Lynching in the United States

Monday, November 23, 2015

Black Wall Street

I’d come to Little Africa with Quincy for a better way of life.  He’d heard black folk there had established their own community free of white folk.  They had their own homes, banks, law offices, hotels, restaurants, grocery stores, schools, a hospital and transportation.  We’d been there some four years before the burning of our beloved community on June 1, 1921.

I remembers the day well, Quincy had gotten up early for work, he’d let me sleep in for the mere fact that I was with child and close to birthing.  It was somewhere around noon when I got the first birth pain.  It was my first baby.  Lucky for us we lived three doors down from one of the midwives that had delivered a good number of the babies born in our community between 1918 and 1921, she says the count was 57 live births that she can remember and my little angel was to be the 58th.  Miss Ella had sent her eldest boy, James Earl into town to fetch Quincy. 

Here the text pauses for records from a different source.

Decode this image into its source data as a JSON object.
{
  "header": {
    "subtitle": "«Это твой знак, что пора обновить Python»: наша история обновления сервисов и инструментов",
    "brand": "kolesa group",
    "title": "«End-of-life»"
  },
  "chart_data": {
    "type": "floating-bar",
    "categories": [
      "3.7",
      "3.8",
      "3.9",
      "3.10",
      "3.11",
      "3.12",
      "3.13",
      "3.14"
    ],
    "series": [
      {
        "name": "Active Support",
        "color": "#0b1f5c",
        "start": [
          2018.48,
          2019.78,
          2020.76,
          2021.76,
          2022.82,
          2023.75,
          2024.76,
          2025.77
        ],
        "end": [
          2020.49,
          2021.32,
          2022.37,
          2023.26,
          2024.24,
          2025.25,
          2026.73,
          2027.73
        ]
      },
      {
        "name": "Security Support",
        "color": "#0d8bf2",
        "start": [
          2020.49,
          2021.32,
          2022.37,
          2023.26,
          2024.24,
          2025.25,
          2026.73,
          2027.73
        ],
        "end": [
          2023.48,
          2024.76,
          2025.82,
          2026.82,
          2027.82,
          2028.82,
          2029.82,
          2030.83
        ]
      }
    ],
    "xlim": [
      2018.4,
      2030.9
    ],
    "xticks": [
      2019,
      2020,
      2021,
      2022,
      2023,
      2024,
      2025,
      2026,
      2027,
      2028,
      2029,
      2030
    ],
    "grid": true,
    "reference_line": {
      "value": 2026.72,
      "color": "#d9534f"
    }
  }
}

The pain was something terrible.  I tried holding on so Quincy could be present for the birth of his first born.  But the sun was soon about to set and neither Quincy nor James Earl had returned.  It was just around that time; we heard what sound like planes flying over us and Miss Ella told me it’s time to push.  I cried out wanting to hold on just a little while longer for Quincy.  But, Ella demanded I push.  I let out my final push when Miss Ella announced it was a girl.  Just as she cut the cord, a group of white folk bust in the door shooting Ella right in the back of her head. While her lifeless body lay on top of me, I heard a white woman say no more niggers!  She ordered a young hoodlum no older than 14 years old to lynch that nigger baby with her own cord.  I cried out for Keziah – that’s what I would’ve named her after her great grandmother born a slave but died free.